The letter from the state housing agency, which controls her monthly rent subsidy, said that her two-bedroom apartment was overcrowded. She must either move into an apartment with at least three bedrooms, or lose the benefit. But with a rent ceiling of $1,095 and a two-month deadline, her prospects didn’t look good.

It wasn’t the first time that she and her family had been told to look for a larger apartment, but their income simply won’t allow it. Her husband, who works full-time, earns only $175 a week, and she cares full-time for their four–soon to be five–children. Their rent for their apartment is currently $920 a month, and their Section 8 subsidy covers $553. With food stamps, they just manage to scrape by.
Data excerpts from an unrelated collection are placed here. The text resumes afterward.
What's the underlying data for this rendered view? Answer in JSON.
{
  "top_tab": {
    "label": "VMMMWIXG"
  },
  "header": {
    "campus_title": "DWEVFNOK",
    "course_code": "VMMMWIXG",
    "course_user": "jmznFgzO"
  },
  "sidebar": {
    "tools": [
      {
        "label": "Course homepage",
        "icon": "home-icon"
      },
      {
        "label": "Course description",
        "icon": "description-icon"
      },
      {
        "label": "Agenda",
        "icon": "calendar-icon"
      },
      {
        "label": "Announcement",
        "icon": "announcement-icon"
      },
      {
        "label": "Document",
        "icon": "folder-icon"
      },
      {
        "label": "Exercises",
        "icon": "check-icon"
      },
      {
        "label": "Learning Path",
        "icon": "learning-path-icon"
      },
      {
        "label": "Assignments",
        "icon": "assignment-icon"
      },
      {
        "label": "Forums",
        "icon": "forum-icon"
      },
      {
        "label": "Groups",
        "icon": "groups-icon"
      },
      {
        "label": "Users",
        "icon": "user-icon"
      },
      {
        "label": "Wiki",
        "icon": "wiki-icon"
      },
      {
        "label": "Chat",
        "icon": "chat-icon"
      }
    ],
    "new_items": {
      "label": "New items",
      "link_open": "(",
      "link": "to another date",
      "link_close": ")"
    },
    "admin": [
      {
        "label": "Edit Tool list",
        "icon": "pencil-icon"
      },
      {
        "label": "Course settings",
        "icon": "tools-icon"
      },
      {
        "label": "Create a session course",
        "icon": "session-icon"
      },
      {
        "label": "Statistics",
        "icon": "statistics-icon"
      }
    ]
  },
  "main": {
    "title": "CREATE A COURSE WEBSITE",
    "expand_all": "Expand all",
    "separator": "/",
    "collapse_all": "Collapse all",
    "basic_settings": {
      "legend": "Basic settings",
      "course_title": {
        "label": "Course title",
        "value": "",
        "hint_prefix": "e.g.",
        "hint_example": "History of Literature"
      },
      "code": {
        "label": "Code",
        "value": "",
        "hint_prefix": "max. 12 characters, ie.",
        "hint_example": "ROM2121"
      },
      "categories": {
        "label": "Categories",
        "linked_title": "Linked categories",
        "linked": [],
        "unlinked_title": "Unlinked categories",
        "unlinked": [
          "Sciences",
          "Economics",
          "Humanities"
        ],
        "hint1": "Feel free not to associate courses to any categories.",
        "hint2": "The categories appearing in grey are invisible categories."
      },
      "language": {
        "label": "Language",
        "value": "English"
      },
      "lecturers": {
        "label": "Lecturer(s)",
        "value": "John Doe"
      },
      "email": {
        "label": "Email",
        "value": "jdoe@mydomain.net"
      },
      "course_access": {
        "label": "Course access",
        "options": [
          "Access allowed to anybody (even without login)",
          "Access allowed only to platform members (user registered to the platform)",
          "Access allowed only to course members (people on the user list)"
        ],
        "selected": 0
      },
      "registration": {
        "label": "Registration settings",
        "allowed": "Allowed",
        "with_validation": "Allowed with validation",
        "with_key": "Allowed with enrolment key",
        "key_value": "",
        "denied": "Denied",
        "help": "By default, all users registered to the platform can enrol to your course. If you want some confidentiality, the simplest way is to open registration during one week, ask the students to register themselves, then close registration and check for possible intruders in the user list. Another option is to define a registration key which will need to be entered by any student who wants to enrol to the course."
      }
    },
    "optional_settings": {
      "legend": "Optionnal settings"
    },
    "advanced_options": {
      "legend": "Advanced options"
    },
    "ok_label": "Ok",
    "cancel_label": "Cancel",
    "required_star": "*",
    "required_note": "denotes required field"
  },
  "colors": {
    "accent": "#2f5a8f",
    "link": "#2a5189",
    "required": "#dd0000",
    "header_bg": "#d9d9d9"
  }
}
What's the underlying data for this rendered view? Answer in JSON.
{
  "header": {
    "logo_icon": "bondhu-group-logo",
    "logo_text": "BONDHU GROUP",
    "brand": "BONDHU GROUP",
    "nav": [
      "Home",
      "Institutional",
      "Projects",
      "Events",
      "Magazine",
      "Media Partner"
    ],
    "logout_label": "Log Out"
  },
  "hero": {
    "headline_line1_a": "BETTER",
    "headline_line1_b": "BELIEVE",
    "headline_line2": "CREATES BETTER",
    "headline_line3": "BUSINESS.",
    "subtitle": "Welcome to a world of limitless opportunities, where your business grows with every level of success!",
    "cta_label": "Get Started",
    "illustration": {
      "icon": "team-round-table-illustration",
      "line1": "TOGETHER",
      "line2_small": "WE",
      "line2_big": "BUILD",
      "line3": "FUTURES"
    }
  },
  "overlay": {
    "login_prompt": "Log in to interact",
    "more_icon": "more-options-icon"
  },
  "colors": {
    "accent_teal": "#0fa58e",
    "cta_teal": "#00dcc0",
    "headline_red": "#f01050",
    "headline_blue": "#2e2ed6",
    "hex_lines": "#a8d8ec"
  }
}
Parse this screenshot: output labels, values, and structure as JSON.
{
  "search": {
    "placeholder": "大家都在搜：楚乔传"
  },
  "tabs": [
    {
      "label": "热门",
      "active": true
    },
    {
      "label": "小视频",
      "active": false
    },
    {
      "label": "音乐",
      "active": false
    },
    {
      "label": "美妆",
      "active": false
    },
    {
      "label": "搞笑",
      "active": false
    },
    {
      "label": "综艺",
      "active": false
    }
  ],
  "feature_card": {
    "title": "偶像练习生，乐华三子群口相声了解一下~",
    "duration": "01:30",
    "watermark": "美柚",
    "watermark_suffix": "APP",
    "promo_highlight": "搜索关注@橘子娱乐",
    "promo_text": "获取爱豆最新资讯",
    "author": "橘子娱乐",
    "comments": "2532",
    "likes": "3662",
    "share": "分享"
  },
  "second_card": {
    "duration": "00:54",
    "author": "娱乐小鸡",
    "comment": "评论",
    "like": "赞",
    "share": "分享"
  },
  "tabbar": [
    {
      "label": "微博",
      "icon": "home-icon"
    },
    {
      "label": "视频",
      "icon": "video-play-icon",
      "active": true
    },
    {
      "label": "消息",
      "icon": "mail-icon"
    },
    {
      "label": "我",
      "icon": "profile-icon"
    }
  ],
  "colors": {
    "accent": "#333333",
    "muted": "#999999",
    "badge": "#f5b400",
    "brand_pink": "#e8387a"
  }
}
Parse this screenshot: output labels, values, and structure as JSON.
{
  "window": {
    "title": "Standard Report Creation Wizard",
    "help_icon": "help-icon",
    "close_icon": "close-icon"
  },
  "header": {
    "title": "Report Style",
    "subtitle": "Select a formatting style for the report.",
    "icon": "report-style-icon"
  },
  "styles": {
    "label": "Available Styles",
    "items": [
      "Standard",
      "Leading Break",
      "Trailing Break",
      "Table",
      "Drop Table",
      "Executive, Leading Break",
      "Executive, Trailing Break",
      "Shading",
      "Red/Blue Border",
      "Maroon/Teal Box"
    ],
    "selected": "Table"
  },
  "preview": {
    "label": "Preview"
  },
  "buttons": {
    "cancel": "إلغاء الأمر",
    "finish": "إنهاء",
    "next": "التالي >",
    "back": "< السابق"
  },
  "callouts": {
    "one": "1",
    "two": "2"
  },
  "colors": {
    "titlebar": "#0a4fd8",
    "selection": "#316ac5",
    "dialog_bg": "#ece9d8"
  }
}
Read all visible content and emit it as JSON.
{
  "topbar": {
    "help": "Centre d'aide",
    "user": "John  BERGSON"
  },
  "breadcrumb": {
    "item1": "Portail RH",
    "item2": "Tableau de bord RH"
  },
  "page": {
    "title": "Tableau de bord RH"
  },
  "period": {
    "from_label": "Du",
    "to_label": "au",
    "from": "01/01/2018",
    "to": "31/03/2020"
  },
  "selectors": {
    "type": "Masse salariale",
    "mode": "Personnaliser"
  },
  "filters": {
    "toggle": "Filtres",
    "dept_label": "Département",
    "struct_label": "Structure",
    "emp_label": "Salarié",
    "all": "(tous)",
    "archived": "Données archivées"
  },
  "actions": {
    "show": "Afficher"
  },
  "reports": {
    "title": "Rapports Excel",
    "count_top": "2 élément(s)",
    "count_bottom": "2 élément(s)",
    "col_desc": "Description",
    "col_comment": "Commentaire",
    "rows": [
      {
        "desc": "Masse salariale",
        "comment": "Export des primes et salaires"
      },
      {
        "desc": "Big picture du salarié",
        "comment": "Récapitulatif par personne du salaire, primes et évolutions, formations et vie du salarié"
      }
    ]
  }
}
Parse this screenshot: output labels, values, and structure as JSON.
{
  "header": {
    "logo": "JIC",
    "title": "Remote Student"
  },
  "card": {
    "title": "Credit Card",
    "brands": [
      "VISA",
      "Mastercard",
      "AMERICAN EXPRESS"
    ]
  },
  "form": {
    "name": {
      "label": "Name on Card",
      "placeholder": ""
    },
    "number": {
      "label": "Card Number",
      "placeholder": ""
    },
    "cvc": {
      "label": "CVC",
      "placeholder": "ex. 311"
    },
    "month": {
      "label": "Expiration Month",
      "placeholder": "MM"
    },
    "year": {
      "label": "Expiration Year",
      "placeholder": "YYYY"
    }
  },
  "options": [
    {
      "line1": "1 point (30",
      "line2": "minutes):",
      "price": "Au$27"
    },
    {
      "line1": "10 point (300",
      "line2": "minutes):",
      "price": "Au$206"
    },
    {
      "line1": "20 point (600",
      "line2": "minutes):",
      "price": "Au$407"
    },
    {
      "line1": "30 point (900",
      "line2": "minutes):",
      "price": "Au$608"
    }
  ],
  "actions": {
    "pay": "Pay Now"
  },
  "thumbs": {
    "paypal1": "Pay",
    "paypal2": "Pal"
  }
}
“In the past, it was more like a suggestion,” said the resident, who asked to remain unnamed. “It was, ‘Look, we’ll give you more money if you get a larger place.’ But now, they’re demanding it. That’s when I started panicking.”

But finding a spacious apartment below market rates in this increasingly trendy neighborhood is extremely unlikely, says Eleanor Bader, a Legal Services social worker who represents the family. DHCR’s $1,095 cap for a three-bedroom unit–utilities included–is unrealistic. “Williamsburg is an up-and-coming area,” she said. “Developers are moving in.”

Blanca Cardona, a DHCR supervisor familiar with the case, said that the state agency has no choice but to enforce the federal government’s overcrowding rules for housing subsidies. “We get audited also,” she said. “We have to stay within the parameters of the law.”

According to Cardona, it’s not uncommon to find a family of eight or ten living in a two-bedroom apartment. “It’s not safe. It’s not healthy,” she said. Of the 3,500 New York City families receiving DHCR Section 8 subsidies, only four have received similar code-enforcement notices, and of those not one has landed on the street, she added. “No one becomes homeless,” she said. “That’s not the objective.”

While individual reports suggest that the state has recently become more strict about enforcing these rules, a spokesperson for DHCR could not confirm any recent policy change.

Representatives from the agency did say that they had granted the family a six-month extension to find an apartment. “We’re not here to displace people,” said Cardona. “We just need to know that they’re looking.”